Amarin: "You Just Have to Get on With It"

With no buyer in sight, Amarin plans to hire a sales force to launch Vascepa.

Brian Orelli
Brian Orelli
Dec 7, 2012 at 2:15PM
Health Care

"At some point, you just have to get on with it," Amarin's (NASDAQ:AMRN) Chairman and CEO Joseph Zakrzewski on the decision to hire a sales force to launch its lipid-lowering drug Vascepa that was approved more than four months ago.

The biotech hasn't given up hope for a buyout, though. Amarin is continuing its "strategic partnership discussions."

Shares are down 19% today on the news, which is exactly reason I warned investors to stay on the sideline. With everyone expecting a buyout, there was a lot of downside risk if it didn't materialize in time.

Amarin is shooting for hiring 250-300 sales reps to cover the 30,000 physicians that treat patients with high levels of lipids, approximately the same number of reps that are detailing GlaxoSmithKline's (NYSE:GSK) Lovaza, which treats the same condition. Amarin plans to price Vascepa on par with Lovaza to steal patients and expand the market with its superior data.

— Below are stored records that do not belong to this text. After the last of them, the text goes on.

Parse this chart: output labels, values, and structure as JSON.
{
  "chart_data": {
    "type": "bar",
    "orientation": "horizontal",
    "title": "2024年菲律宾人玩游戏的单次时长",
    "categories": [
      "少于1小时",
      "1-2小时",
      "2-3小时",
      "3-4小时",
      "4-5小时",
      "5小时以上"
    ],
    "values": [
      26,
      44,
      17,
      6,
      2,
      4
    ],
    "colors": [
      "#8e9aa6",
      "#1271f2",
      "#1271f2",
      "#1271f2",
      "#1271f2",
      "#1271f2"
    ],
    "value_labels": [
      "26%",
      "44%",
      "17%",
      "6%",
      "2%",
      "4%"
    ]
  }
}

The biotech will pay for the launch with a $100 million hybrid debt-like financing. I like debt better than a dilutive capital raise, but I doubt Amarin had much choice. It's not easy to do a secondary offering when the buyers know the capital raise will trigger a major sell-off.

It seems unlikely that there aren't any companies interested in purchasing Amarin; Vascepa would fit right in at Merck (NYSE:MRK), AstraZeneca (NYSE:AZN), or Abbott Labs (NYSE:ABT) given their focus on cardiovascular drugs.

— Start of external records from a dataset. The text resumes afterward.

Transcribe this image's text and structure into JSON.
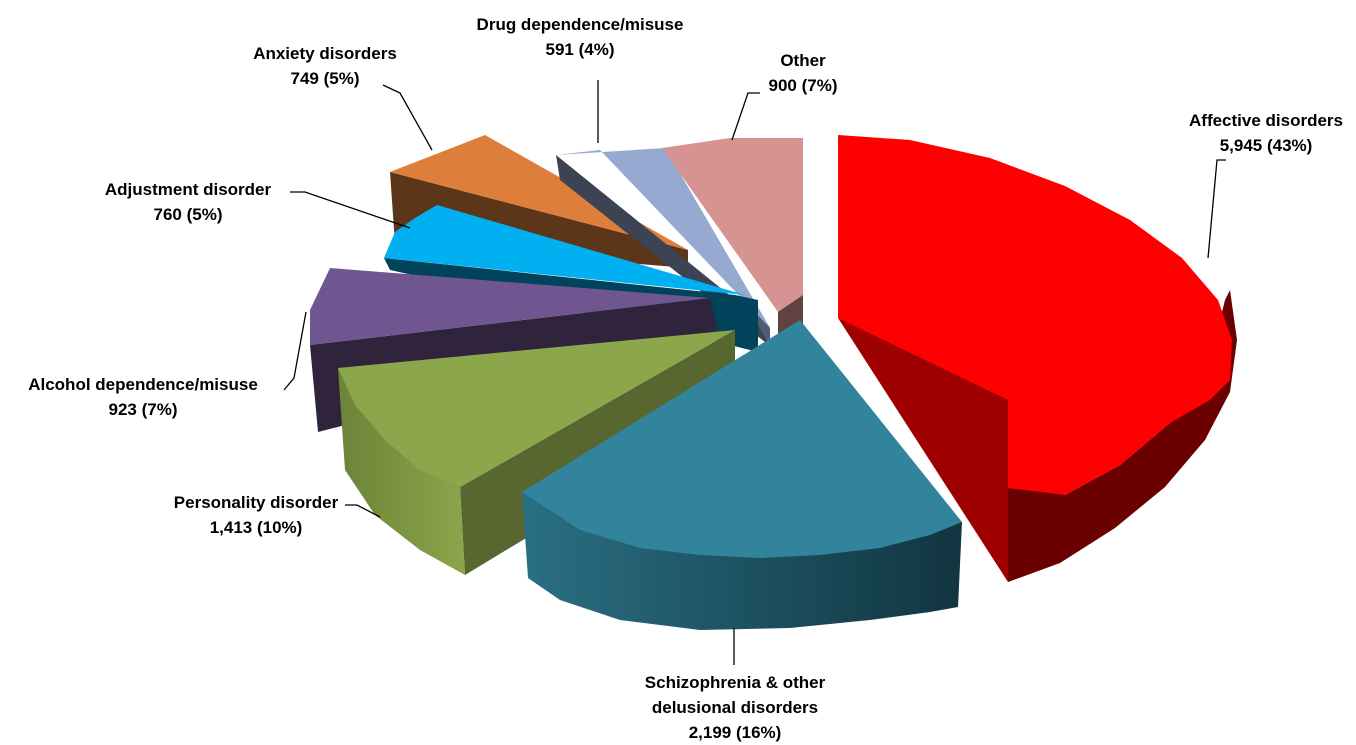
{
  "chart_data": {
    "type": "pie",
    "style": "3d-exploded",
    "title": "",
    "slices": [
      {
        "name": "Affective disorders",
        "value": 5945,
        "pct": "43%",
        "value_label": "5,945 (43%)",
        "color": "#ff0000"
      },
      {
        "name": "Schizophrenia & other delusional disorders",
        "name_lines": [
          "Schizophrenia & other",
          "delusional disorders"
        ],
        "value": 2199,
        "pct": "16%",
        "value_label": "2,199 (16%)",
        "color": "#31849b"
      },
      {
        "name": "Personality disorder",
        "value": 1413,
        "pct": "10%",
        "value_label": "1,413 (10%)",
        "color": "#8ca64c"
      },
      {
        "name": "Alcohol dependence/misuse",
        "value": 923,
        "pct": "7%",
        "value_label": "923 (7%)",
        "color": "#6f5690"
      },
      {
        "name": "Adjustment disorder",
        "value": 760,
        "pct": "5%",
        "value_label": "760 (5%)",
        "color": "#00b0f0"
      },
      {
        "name": "Anxiety disorders",
        "value": 749,
        "pct": "5%",
        "value_label": "749 (5%)",
        "color": "#dd7f3a"
      },
      {
        "name": "Drug dependence/misuse",
        "value": 591,
        "pct": "4%",
        "value_label": "591 (4%)",
        "color": "#95a9d1"
      },
      {
        "name": "Other",
        "value": 900,
        "pct": "7%",
        "value_label": "900 (7%)",
        "color": "#d59491"
      }
    ]
  }
}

The lack of a buyer probably has to do with price. With the New Chemical Entity status still up in the air, potential buyers are likely having a hard time valuing the asset. Or put another way, they're probably giving Amarin 0% chance of getting NCE status while Amarin's management wants a premium on the current valuation that includes at least some chance at getting NCE status.

Amarin is a better value at this knocked-down price, but in the short term, it's still a bet that management can find a buyer or a lucrative licensing deal. If it doesn't, you're counting on capturing value as Amarin "gets on with it," which could take awhile.